User:Chase-san/KohonenMap
Jump to navigation
Jump to search
This is my implementation of a Self-organizing map.
This and all my other code in which I display on the robowiki falls under the ZLIB License.
How to use
//Create the map, 16 nodes, 2 input, 1 output
KohonenMap map = new KohonenMap(new int[]{16},2,1);
//Initializing gives every inptu and output a random value, which allows the Kohonen map to work.
map.initialize();
//For example a KohonenMap can be used for binary values
//A larger map is recommended for better output
//XOR
//0 0 0
//0 1 1
//1 0 1
//1 1 0
double[][] input = new double[][] {
{0,0}, {0,1}, {1,0}, {1,1}
};
double[][] output = new double[][] {
{0},{1},{1},{0}
};
//To train your map
for(int i = 0; i < input.length; ++i) {
//find the BMU you want to train
map.findInputBMU(input[i]);
//and then tell the main to train on that BMU
map.train(input[i], output[i]);
}
//to get meaningful data from the map
for(int i = 0; i < input.length; ++i) {
//find the BMU
map.findInputBMU(input[i]);
//get the output for that BMU
double out = map.getOutput()[0];
//You can simply round to get the desired binary output
System.out.println(Arrays.toString(input[i]) + " " + Math.round(out) + " " + out);
}
org.csdgn.maru.util.KohonenMap
package org.csdgn.maru.util;
import java.util.Arrays;
import java.util.Random;
/**
* A Self-Organizing Map implementation.
*
* Requires: <br>
* org.csdgn.nn.DensityFunction<br>
* org.csdgn.nn.DistanceFunction<br>
* org.csdgn.nn.density.StandardDensity<br>
* org.csdgn.nn.distance.EulerDistanceSquared
*
*/
public class KohonenMap {
/**
* Holds the neighborhood layout;
*/
private final Node[] map;
private final int[] mapSize;
private double learningRate = 0.8;
private Density density;
private Distance distance;
private boolean wrap = false;
private int BMU;
private double cutoff = 1e-4;
/**
* @param mapSize
* Size of the neighborhood.

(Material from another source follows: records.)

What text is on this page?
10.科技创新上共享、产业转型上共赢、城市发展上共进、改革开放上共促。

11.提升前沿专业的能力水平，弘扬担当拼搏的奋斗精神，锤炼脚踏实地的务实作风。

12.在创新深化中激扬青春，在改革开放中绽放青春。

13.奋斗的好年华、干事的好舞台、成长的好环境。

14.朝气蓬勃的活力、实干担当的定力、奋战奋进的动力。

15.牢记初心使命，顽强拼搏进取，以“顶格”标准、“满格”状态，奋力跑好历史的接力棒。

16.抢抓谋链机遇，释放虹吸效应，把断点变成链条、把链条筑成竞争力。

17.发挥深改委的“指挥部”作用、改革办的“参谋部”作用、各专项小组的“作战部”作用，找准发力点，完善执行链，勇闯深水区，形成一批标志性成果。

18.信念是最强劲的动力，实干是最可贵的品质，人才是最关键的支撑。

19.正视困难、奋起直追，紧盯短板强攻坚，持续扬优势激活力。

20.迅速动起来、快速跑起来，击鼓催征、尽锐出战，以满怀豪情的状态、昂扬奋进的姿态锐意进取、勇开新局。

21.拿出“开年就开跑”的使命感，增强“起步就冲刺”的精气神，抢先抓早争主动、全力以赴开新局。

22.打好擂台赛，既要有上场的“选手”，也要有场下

Example: {10,10} produces a 2
* dimensional map, each dimension having 10 nodes. Total nodes
* would be 100.
* @param input
* The length of the input vector (1D only)
* @param output
* The length of the output vector (1D only)
*/
public KohonenMap(int[] mapSize, int input, int output) {
/* Setup the map */
int size = 1;
for (int m : mapSize)
size *= m;
this.map = new Node[size];
this.mapSize = mapSize.clone();
this.density = new Density.Simple();
this.distance = new Distance.EulerSq();
int[] pos = new int[mapSize.length];
for (int i = 0; i < map.length; ++i) {
this.map[i] = new Node(mapSize.length, input, output);
/* Setup the location of each node, for speed reasons. */
System.arraycopy(pos, 0, this.map[i].position, 0, pos.length);
/* Update the position marker */
++pos[0];
for (int j = 0; j < pos.length - 1; ++j) {
if (pos[j] >= mapSize[j]) {
++pos[j + 1];
pos[j] = 0;
}
}
}
}
/**
* Initializes the map to random values
*/
public final void initialize() {
Random r = new Random();
initialize(r);
}
/**
* Initializes the map with the given random function. Uses the nextDouble
* function.
*/
public final void initialize(Random random) {
for (Node n : map) {
for (int i = 0; i < n.input.length; ++i)
n.input[i] = random.nextDouble();
for (int i = 0; i < n.output.length; ++i)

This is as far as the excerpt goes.